Gözlerin paralel bakmamasına şaşılık denilmektedir. Gözlerin biri düzgün bakarken diğeri içe, dışa, yukarı veya aşağı kayabilir. Kayma sürekli veya gelip geçici şekilde olabilir, sürekli olarak tek gözde olabilir veya dönüşümlü olarak iki göz kayabilir. Şaşılık çocukların %4’ünde gözlenebilir. İleri yaşlarda da ortaya çıkabilir. Kız ve erkeklerde eşit oranlarda rastlanabilir. Kalıtımsal olabilir, fakat şaşılık problemli birçok hastanın hiçbir akrabasında şaşılık gözlenmeyebilir.

Ameliyat sadece göz küresini saran dokunun kaldırılması ve gözü hareket ettiren kaslara ulaşılması ile başlar. Sonra bir yada iki gözde kaslara gerekli kuvvetlendirme ve zayıflama işlemleri uygulanır. Ameliyat sonrası iyileşme hızlıdır. Birkaç gün içinde normal yaşama dönülür. Ameliyat sonrası gözlük veya prizma gerekebilir. Her insanın her gözün kendisine göre iyileşme cevabı değişmekle birlikte, kayma ameliyat sonrasında az veya aşırı düzelmişse tekrar ameliyat yapılabilir. Şaşılıkta, erken ameliyat çok önemlidir.
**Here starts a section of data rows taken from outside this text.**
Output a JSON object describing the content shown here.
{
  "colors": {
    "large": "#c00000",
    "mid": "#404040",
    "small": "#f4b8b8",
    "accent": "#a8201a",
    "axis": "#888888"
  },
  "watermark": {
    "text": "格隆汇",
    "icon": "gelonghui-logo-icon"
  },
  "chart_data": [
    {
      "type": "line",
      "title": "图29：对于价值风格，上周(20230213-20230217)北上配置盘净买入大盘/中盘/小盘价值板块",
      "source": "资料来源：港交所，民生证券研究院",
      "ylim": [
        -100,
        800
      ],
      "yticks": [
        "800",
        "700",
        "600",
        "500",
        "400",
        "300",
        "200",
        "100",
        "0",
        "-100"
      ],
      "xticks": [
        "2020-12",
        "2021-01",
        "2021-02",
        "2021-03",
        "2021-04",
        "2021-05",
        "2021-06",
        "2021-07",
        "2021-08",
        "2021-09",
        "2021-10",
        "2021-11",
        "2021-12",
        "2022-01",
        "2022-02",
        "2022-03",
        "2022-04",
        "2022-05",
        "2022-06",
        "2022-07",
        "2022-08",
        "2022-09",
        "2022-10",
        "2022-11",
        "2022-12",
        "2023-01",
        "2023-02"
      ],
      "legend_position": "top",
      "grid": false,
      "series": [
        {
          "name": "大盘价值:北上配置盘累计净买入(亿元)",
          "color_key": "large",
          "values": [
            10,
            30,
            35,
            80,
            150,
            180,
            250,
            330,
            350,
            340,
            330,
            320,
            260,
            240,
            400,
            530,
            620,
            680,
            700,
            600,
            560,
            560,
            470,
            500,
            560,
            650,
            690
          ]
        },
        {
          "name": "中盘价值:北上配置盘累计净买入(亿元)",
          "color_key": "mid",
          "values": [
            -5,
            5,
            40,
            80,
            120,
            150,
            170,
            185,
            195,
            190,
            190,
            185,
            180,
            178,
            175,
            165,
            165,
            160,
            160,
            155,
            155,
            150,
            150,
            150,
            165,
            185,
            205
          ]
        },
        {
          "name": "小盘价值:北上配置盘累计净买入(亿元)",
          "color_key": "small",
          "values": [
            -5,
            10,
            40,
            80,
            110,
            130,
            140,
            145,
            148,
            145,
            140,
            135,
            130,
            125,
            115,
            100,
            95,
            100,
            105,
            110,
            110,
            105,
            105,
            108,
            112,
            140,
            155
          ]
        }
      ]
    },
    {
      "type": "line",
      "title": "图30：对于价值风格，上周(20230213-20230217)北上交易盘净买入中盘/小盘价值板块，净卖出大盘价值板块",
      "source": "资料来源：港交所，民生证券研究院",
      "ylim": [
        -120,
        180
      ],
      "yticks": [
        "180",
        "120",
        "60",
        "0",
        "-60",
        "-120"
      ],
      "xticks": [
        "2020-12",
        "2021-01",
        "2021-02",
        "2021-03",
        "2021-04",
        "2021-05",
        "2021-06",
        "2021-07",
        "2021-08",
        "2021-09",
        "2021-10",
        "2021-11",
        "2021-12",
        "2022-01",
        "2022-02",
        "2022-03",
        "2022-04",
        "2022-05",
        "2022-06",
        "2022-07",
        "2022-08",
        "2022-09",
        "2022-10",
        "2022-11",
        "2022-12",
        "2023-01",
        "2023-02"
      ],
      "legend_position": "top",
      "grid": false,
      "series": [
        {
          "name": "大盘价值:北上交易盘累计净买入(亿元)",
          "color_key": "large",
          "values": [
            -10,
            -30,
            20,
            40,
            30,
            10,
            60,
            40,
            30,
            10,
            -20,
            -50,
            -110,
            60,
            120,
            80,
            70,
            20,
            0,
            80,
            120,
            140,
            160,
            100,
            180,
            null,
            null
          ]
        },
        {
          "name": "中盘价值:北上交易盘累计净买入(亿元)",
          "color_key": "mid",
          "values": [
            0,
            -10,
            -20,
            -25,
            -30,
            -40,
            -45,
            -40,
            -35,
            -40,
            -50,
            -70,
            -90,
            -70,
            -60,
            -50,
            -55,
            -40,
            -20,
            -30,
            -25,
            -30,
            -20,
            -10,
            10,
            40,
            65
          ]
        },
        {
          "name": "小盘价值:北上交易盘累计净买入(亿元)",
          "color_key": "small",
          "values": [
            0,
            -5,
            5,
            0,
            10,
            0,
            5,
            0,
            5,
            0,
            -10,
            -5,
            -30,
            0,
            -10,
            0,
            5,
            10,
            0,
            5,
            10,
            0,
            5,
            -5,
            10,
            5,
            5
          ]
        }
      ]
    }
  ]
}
Çünkü bebeklerde gözlerin kayması düzeldikten sonra normal görme ve çift gözle derinlik hissi rahat gelişir. Şaşılık cerrahisi, gözleri normal paralel konumlarına getirmek için yapılır. Şaşılık ameliyatı hiçbir şekilde gözlük kullanımı ve görme tembelliği tedavisinin alternatifi değildir. Ameliyat öncesinde kullanılan gözlük ve uygulanan görme tembelliği tedavisine, ameliyat sonrasında da aynı şekilde devam edilir.

F. Diabetik Göz Hastalıkları

Diabet vücutta glukoz metabolizmasının bozulması sonucu ortaya çıkan bir hastalık tablosudur. Bunun sonucunda; vücut damarlarında bozukluklar başlar. Başta göz, böbrekler, kalp ve damar sistemi olmak üzere bir çok organda hasarlar gelişir. Diabet hastalarında gözde katarakt, glokom ve en önemlisi Diabetik retina hastalığına sebep olarak görme azalmasına yol açabilir. Diabetlerde görme kaybı gelişme ihtimali normalden 25 kez daha fazladır. 20-65 yas arasındaki görme kaybının en sık sebeplerinden biri olarak ortaya çıkar.

İleri diabetik göz hastalıklarında ise, gözün içini dolduran vitreus denilen yapının hareketleri veya büzülmesi, yeni damar ve fibrotik zar oluşumlarını çekmeye başlar. Zaten ince olan damarlar kanama yapar ve göz içini doldurur(vitre içi kanama). Çekilen fibrotik zarlar da retina dokusunun yırtılmasına ve hasarına neden olurlar(fraksiyonlu retina dekolmani). Ayrıca yeni damarlar göz sıvısının dışarı aktığı yolları etkileyerek göz tansiyonunu yükseltebilir.

Fundus fluorescein anjiografisi (FFA) denilen göz dibi anjiosu son derece kolay bir muayene yöntemidir. Damarlardan sızıntılar, kanamalar, birikintiler, beslenmeyen sahalar, yeni damarlar, zar oluşumları ve diğer hasarlar tespit edilir, bu sayede tedavi edilecek sahalar belirlenmiş olur

Laserfotokagülasyon

Göz içinde kullanılan laserlerde, kuvvetli bir elektrik akimi argon ya da kripton gazlarından geçer ve enerji oluşur. Laser cihazı bu enerjiyi dar ve düzgün bir ışık demeti şeklinde yönlendirir. Bu demet göz içinde mikroskop ve mercekler ile odaklanır ve sonuçta bu enerji, Diabetik göz hastalığında retina tabakasındaki bozuklukları ve ya hastalıkları düzeltmek amacıyla kullanılır. Laser tedavisi ağrısız bir işlemdir.